THE RAILWAYS
There is no longer any question how to treat a goose that lays golden eggs: don’t starve it; don’t cut off its neck.
But the case of a goose that might lay golden eggs, but doesn’t, is less susceptible of deft solution. The railways are a whole flock of such geese. During the War they were seized and peremptorily ordered to lay twice a day. They could have as much food as they desired, but they might not leave the nest. And when the War was passed, this regimen had seriously impaired both the morale and the constitutions of the geese. The geese and the gooseherds cried for normalcy.
New treatment was devised, dubbed the Esch-Cummins Transportation Act. Still the geese fail to produce their golden fruit. There is a chorus of new proposals. Senator Cummins of Iowa, Chairman of the Senate Interstate Commerce Committee, and others of his group favor consolidation. They say in effect: ” Let us put all the geese into half a dozen large goosepens. Then those less inclined to lay will emulate those more inclined to lay, and we shall have eggs.” Radicals, such as Senator La Follette, favor drastic cuts in freight rates, saying: ” The geese are suffering from a plethora. A little dieting will restore their egg-laying qualities.” Railroad Labor is for outright cooking of the geese in the oven of Government ownership. The heads of the railways rise to hiss at all of these. ” Out upon you,” they cry, ” the geese are just recovering their robust physique. Cook ‘them, starve them, pen them up and they will never lay again! Yours for golden eggs.” This last was the attitude vigorously expressed last week by Julius Kruttschnitt, Chairman of the Executive Committee of the Southern Pacific Railroad.

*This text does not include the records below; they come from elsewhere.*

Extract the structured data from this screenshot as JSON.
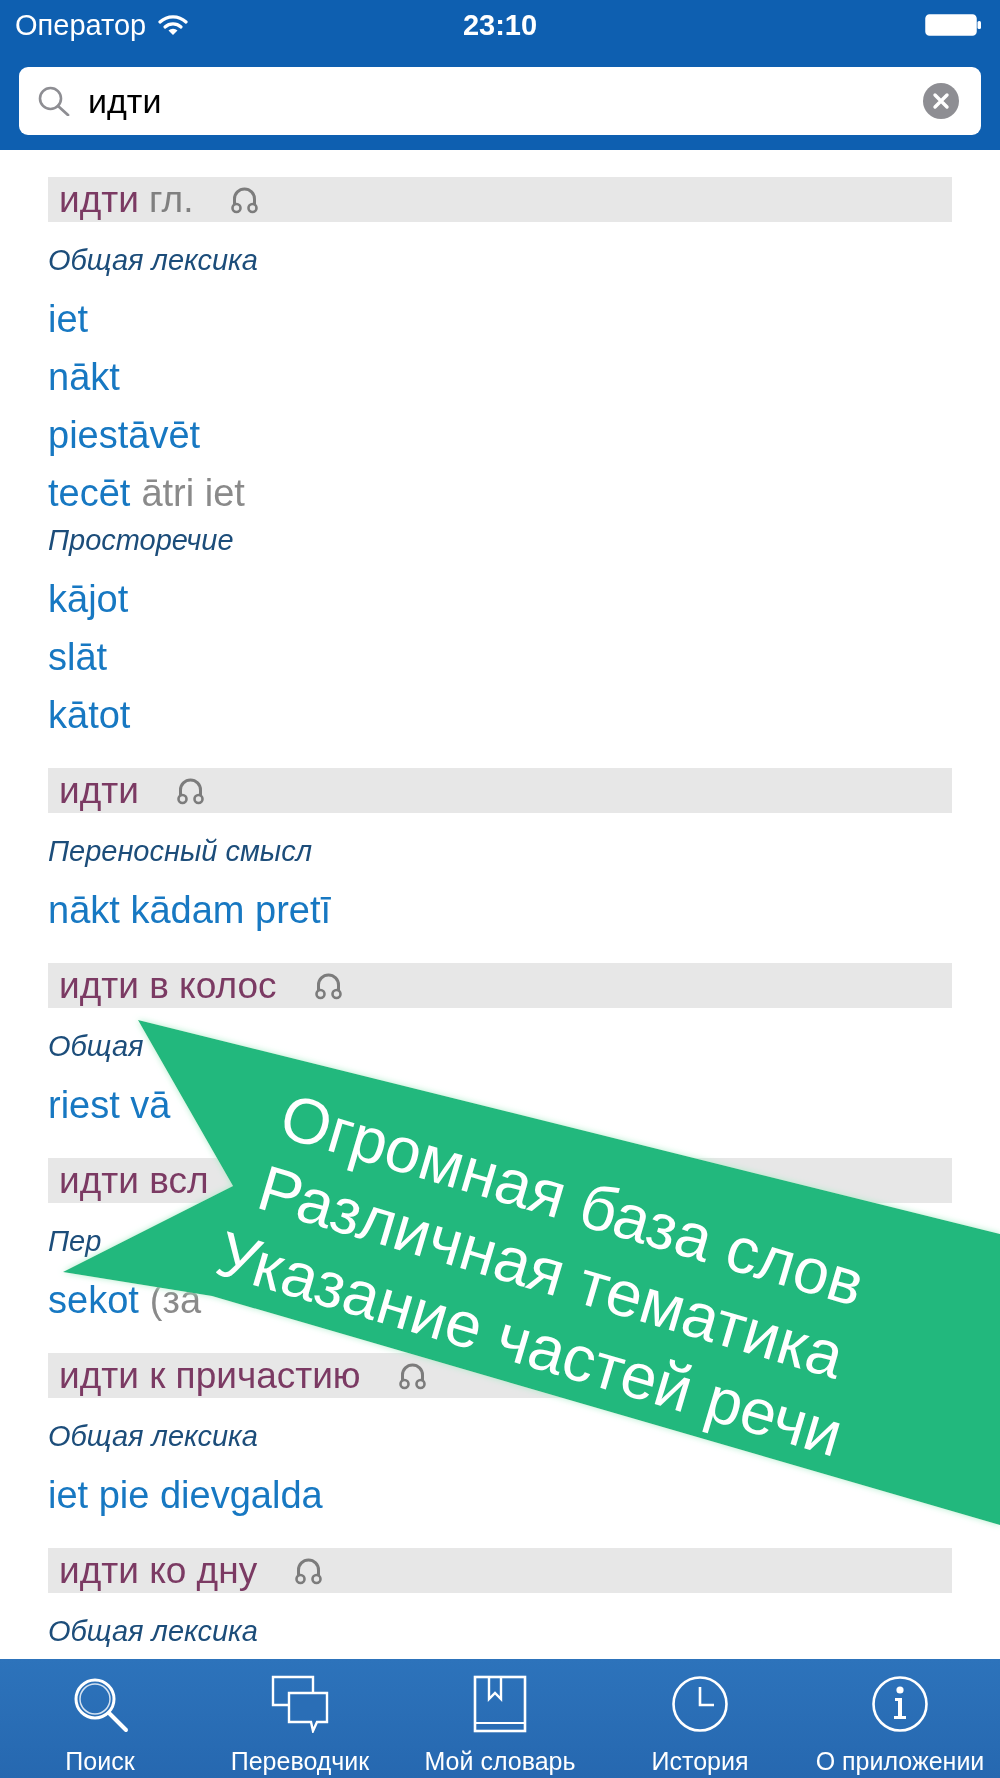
{
  "status_bar": {
    "carrier": "Оператор",
    "time": "23:10"
  },
  "search": {
    "value": "идти"
  },
  "entries": [
    {
      "headword": "идти",
      "part_of_speech": "гл.",
      "audio": true,
      "senses": [
        {
          "label": "Общая лексика",
          "translations": [
            {
              "text": "iet"
            },
            {
              "text": "nākt"
            },
            {
              "text": "piestāvēt"
            },
            {
              "text": "tecēt",
              "note": "ātri iet"
            }
          ]
        },
        {
          "label": "Просторечие",
          "translations": [
            {
              "text": "kājot"
            },
            {
              "text": "slāt"
            },
            {
              "text": "kātot"
            }
          ]
        }
      ]
    },
    {
      "headword": "идти",
      "audio": true,
      "senses": [
        {
          "label": "Переносный смысл",
          "translations": [
            {
              "text": "nākt kādam pretī"
            }
          ]
        }
      ]
    },
    {
      "headword": "идти в колос",
      "audio": true,
      "senses": [
        {
          "label": "Общая",
          "translations": [
            {
              "text": "riest vā"
            }
          ]
        }
      ]
    },
    {
      "headword": "идти всл",
      "audio": false,
      "senses": [
        {
          "label": "Пер",
          "translations": [
            {
              "text": "sekot",
              "note": "(за"
            }
          ]
        }
      ]
    },
    {
      "headword": "идти к причастию",
      "audio": true,
      "senses": [
        {
          "label": "Общая лексика",
          "translations": [
            {
              "text": "iet pie dievgalda"
            }
          ]
        }
      ]
    },
    {
      "headword": "идти ко дну",
      "audio": true,
      "senses": [
        {
          "label": "Общая лексика"
        }
      ]
    }
  ],
  "promo_banner": {
    "lines": [
      "Огромная база слов",
      "Различная тематика",
      "Указание частей речи"
    ]
  },
  "tab_bar": {
    "tabs": [
      {
        "label": "Поиск",
        "selected": false
      },
      {
        "label": "Переводчик",
        "selected": false
      },
      {
        "label": "Мой словарь",
        "selected": false
      },
      {
        "label": "История",
        "selected": false
      },
      {
        "label": "О приложении",
        "selected": false
      }
    ]
  }
}
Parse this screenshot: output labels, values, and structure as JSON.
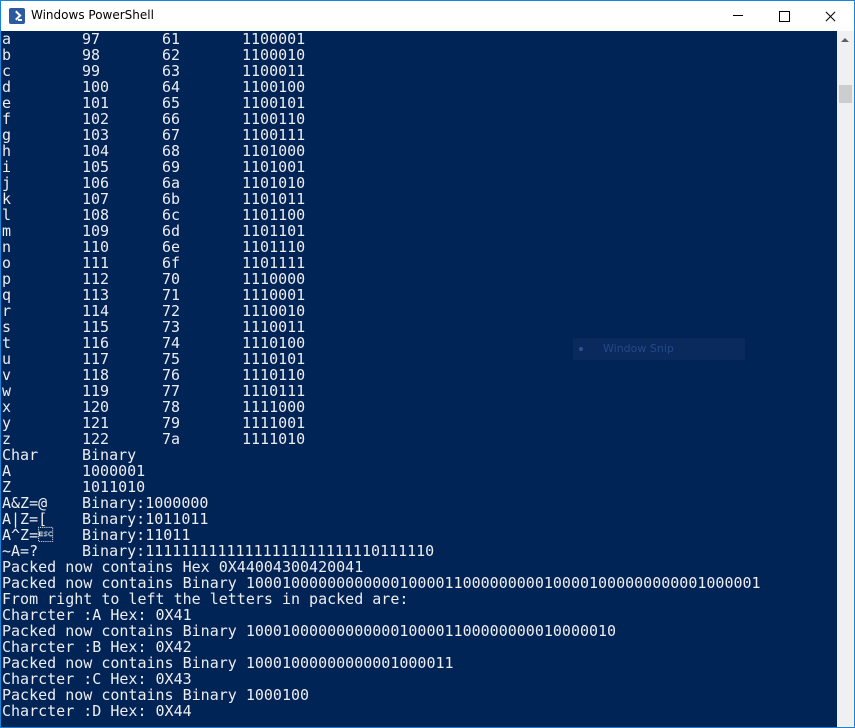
{
  "window": {
    "title": "Windows PowerShell"
  },
  "controls": {
    "minimize": "minimize",
    "maximize": "maximize",
    "close": "close"
  },
  "ascii_table": [
    [
      "a",
      "97",
      "61",
      "1100001"
    ],
    [
      "b",
      "98",
      "62",
      "1100010"
    ],
    [
      "c",
      "99",
      "63",
      "1100011"
    ],
    [
      "d",
      "100",
      "64",
      "1100100"
    ],
    [
      "e",
      "101",
      "65",
      "1100101"
    ],
    [
      "f",
      "102",
      "66",
      "1100110"
    ],
    [
      "g",
      "103",
      "67",
      "1100111"
    ],
    [
      "h",
      "104",
      "68",
      "1101000"
    ],
    [
      "i",
      "105",
      "69",
      "1101001"
    ],
    [
      "j",
      "106",
      "6a",
      "1101010"
    ],
    [
      "k",
      "107",
      "6b",
      "1101011"
    ],
    [
      "l",
      "108",
      "6c",
      "1101100"
    ],
    [
      "m",
      "109",
      "6d",
      "1101101"
    ],
    [
      "n",
      "110",
      "6e",
      "1101110"
    ],
    [
      "o",
      "111",
      "6f",
      "1101111"
    ],
    [
      "p",
      "112",
      "70",
      "1110000"
    ],
    [
      "q",
      "113",
      "71",
      "1110001"
    ],
    [
      "r",
      "114",
      "72",
      "1110010"
    ],
    [
      "s",
      "115",
      "73",
      "1110011"
    ],
    [
      "t",
      "116",
      "74",
      "1110100"
    ],
    [
      "u",
      "117",
      "75",
      "1110101"
    ],
    [
      "v",
      "118",
      "76",
      "1110110"
    ],
    [
      "w",
      "119",
      "77",
      "1110111"
    ],
    [
      "x",
      "120",
      "78",
      "1111000"
    ],
    [
      "y",
      "121",
      "79",
      "1111001"
    ],
    [
      "z",
      "122",
      "7a",
      "1111010"
    ]
  ],
  "binary_table": [
    [
      "Char",
      "Binary"
    ],
    [
      "A",
      "1000001"
    ],
    [
      "Z",
      "1011010"
    ],
    [
      "A&Z=@",
      "Binary:1000000"
    ],
    [
      "A|Z=[",
      "Binary:1011011"
    ],
    [
      "A^Z=\u001b",
      "Binary:11011"
    ],
    [
      "~A=?",
      "Binary:11111111111111111111111110111110"
    ]
  ],
  "output_lines": [
    "Packed now contains Hex 0X44004300420041",
    "Packed now contains Binary 100010000000000001000011000000000100001000000000001000001",
    "From right to left the letters in packed are:",
    "Charcter :A Hex: 0X41",
    "Packed now contains Binary 10001000000000000100001100000000010000010",
    "Charcter :B Hex: 0X42",
    "Packed now contains Binary 10001000000000001000011",
    "Charcter :C Hex: 0X43",
    "Packed now contains Binary 1000100",
    "Charcter :D Hex: 0X44"
  ],
  "overlay": {
    "label": "Window Snip"
  },
  "colors": {
    "console_bg": "#012456",
    "console_fg": "#eeedf0"
  }
}
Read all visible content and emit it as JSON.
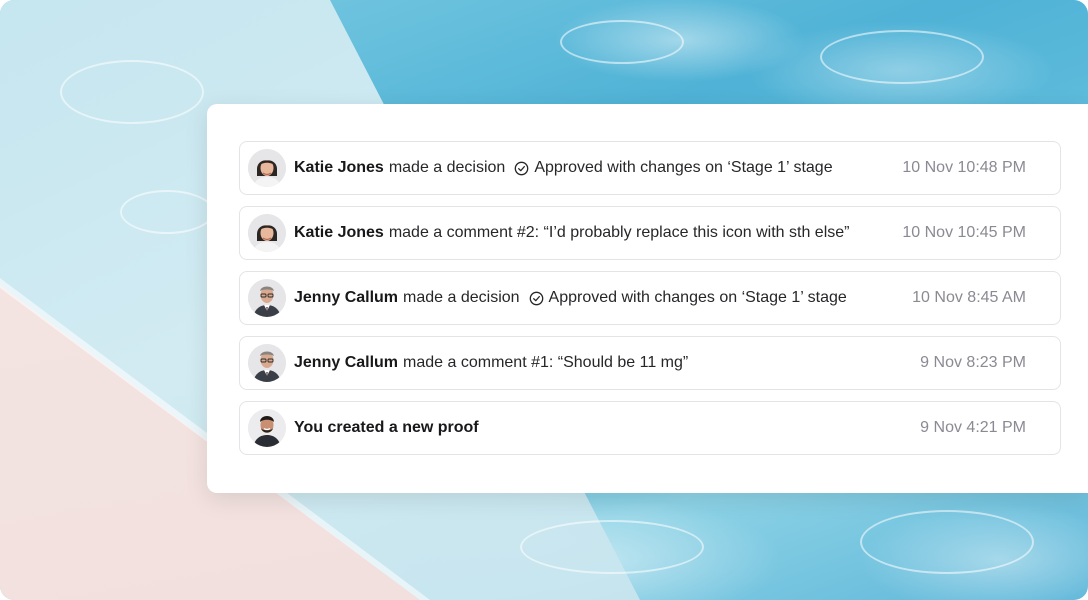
{
  "activity": {
    "items": [
      {
        "name": "Katie Jones",
        "action": "made a decision",
        "decision": "Approved with changes on ‘Stage 1’ stage",
        "comment": "",
        "time": "10 Nov 10:48 PM",
        "avatar_icon": "woman-avatar-icon"
      },
      {
        "name": "Katie Jones",
        "action": "made a comment #2: “I’d probably replace this icon with sth else”",
        "decision": "",
        "time": "10 Nov 10:45 PM",
        "avatar_icon": "woman-avatar-icon"
      },
      {
        "name": "Jenny Callum",
        "action": "made a decision",
        "decision": "Approved with changes on ‘Stage 1’ stage",
        "time": "10 Nov 8:45 AM",
        "avatar_icon": "man-glasses-avatar-icon"
      },
      {
        "name": "Jenny Callum",
        "action": "made a comment #1: “Should be 11 mg”",
        "decision": "",
        "time": "9 Nov 8:23 PM",
        "avatar_icon": "man-glasses-avatar-icon"
      },
      {
        "name": "You created a new proof",
        "action": "",
        "decision": "",
        "time": "9 Nov 4:21 PM",
        "avatar_icon": "man-beard-avatar-icon"
      }
    ]
  },
  "colors": {
    "border": "#e4e4e7",
    "text": "#27272a",
    "timestamp": "#8a8a93",
    "water": "#4fb2d6",
    "deck": "#f2e2e0"
  }
}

Addressing 2,000 guests of the Railway Business Association in Manhattan, he said: ” There is no legitimate interest of the shipping public which will not be adequately protected during a fair trial of the Transportation Act as it now stands. The public wants adequate service. For such adequate service the railroads must secure a fair return. . . . The public is on trial to a greater extent than are the railroads.”
These opinions are fairly representative of the attitude of most railway executives. In their robustness the opinions are especially Kruttsehnittian. For Kruttschnitt is a man of the self-made type. He was the son of a New Orleans merchant ruined by the Civil War. Nevertheless he had a college education, at Washington and Lee University. His first railroad job was as an engineer building part of the line which is now the eastern end of the Southern Pacific. Today he is Chairman of the Road with a salary of $100,000 a year, ranking with Alfred H. Smith of the New York Central as one of the highest paid railway executives in the country. Between these periods his life was a matter of work; much of it, according to his own testimony, at the rate of 18 hours a day. He is the kind of a man who says and means: ” The only way I know in which anyone can have an easy life is to earn it by the hardest possible kind of work.”
He is just as much in earnest in saying: ” The public is on trial.” But Senator La Follette and all other politicians are forced to adopt, an attitude of comradeship with the public that bars any such expression, of opinion, even if they were naturally inclined towards it.